En plus d’être rythmée par de dynamiques combats de karaté, cette œuvre est traversée par une profonde réflexion sur la question de la santé mentale et la force d’arriver à demander de l’aide. La violence physique comme psychologique est l’un des thèmes majeurs de l’œuvre, comme quoi la vie rend tout aussi bien, parfois mieux, les coups que les adversaires sur le tapis. Bérubé montre une grande maturité et une honnêteté touchante dans toutes les facettes de cet ouvrage. S’y trouve aussi beaucoup d’amour : celui qu’il éprouve pour le karaté, pour la bande dessinée elle-même et même pour ses proches, malgré qu’ils le fassent souffrir, parce qu’il réalise que lui aussi peut être ou non à l’origine de la souffrance de ceux qu’il aime. Bérubé nous montre avec bienveillance comment cet amour rend la blessure si profonde.

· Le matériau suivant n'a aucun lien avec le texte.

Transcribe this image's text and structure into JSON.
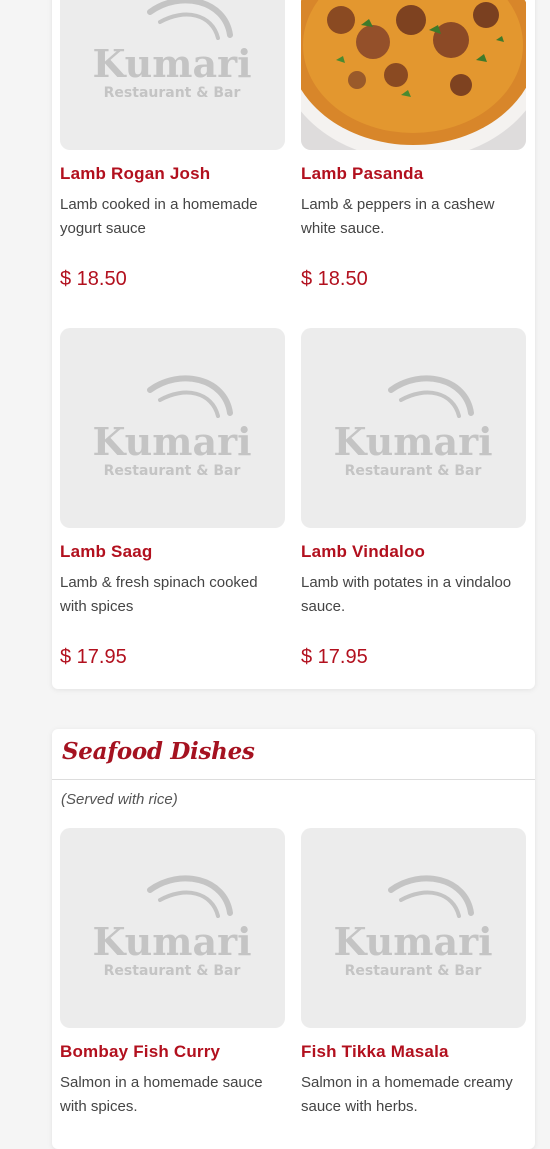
{
  "logo": {
    "line1": "Kumari",
    "line2": "Restaurant & Bar"
  },
  "lamb_section": {
    "items": [
      {
        "name": "Lamb Rogan Josh",
        "description": "Lamb cooked in a homemade yogurt sauce",
        "price": "$ 18.50",
        "image": "placeholder-logo"
      },
      {
        "name": "Lamb Pasanda",
        "description": "Lamb & peppers in a cashew white sauce.",
        "price": "$ 18.50",
        "image": "curry-photo"
      },
      {
        "name": "Lamb Saag",
        "description": "Lamb & fresh spinach cooked with spices",
        "price": "$ 17.95",
        "image": "placeholder-logo"
      },
      {
        "name": "Lamb Vindaloo",
        "description": "Lamb with potates in a vindaloo sauce.",
        "price": "$ 17.95",
        "image": "placeholder-logo"
      }
    ]
  },
  "seafood_section": {
    "title": "Seafood Dishes",
    "note": "(Served with rice)",
    "items": [
      {
        "name": "Bombay Fish Curry",
        "description": "Salmon in a homemade sauce with spices.",
        "image": "placeholder-logo"
      },
      {
        "name": "Fish Tikka Masala",
        "description": "Salmon in a homemade creamy sauce with herbs.",
        "image": "placeholder-logo"
      }
    ]
  },
  "colors": {
    "accent": "#b2101e",
    "placeholder_bg": "#ececec",
    "logo_gray": "#c4c4c4"
  }
}
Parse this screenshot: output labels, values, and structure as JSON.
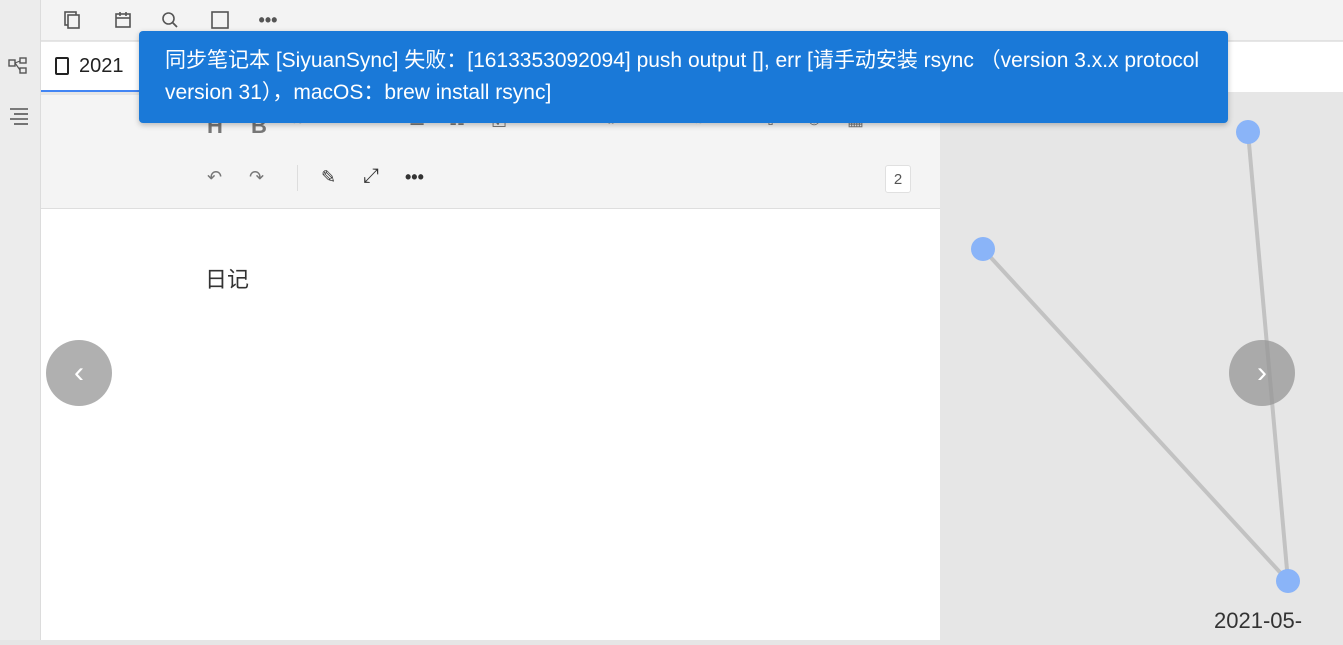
{
  "tab": {
    "title": "2021"
  },
  "toolbar_icons": [
    "crown-icon",
    "copy-icon",
    "calendar-icon",
    "search-icon",
    "square-icon",
    "more-icon"
  ],
  "editor": {
    "counter": "2",
    "content": "日记"
  },
  "toast": {
    "message": "同步笔记本 [SiyuanSync] 失败：[1613353092094] push output [], err [请手动安装 rsync （version 3.x.x protocol version 31），macOS：brew install rsync]"
  },
  "graph": {
    "date_label": "2021-05-"
  },
  "colors": {
    "toast_bg": "#1a79d8",
    "node": "#8ab4f8",
    "accent": "#4285f4"
  }
}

À travers les dialogues, d’une simplicité désarmante, résonne l’écho du vrai. Grâce à eux, on se sent proche de personnages qui ne sonnent jamais faux. On apprécie aussi la lumière des illustrations : Bérubé exploite à merveille les contrastes entre le blanc de la page et le gris de son crayon. Les mouvements du corps, sublimés dans les passages sur le karaté, sonnent aussi vrai que les dialogues. Le récit est fluide, rythmé par les magnifiques paysages de Rimouski.

La tempête du titre, c’est bien plus que la tempête de neige dont Rimouski a l’habitude l’hiver venu. C’est surtout celle que Jean-Sébastien devra traverser pour ressortir plus fort, grâce à sa persévérance et à l’amour qu’il apprendra à éprouver pour lui-même.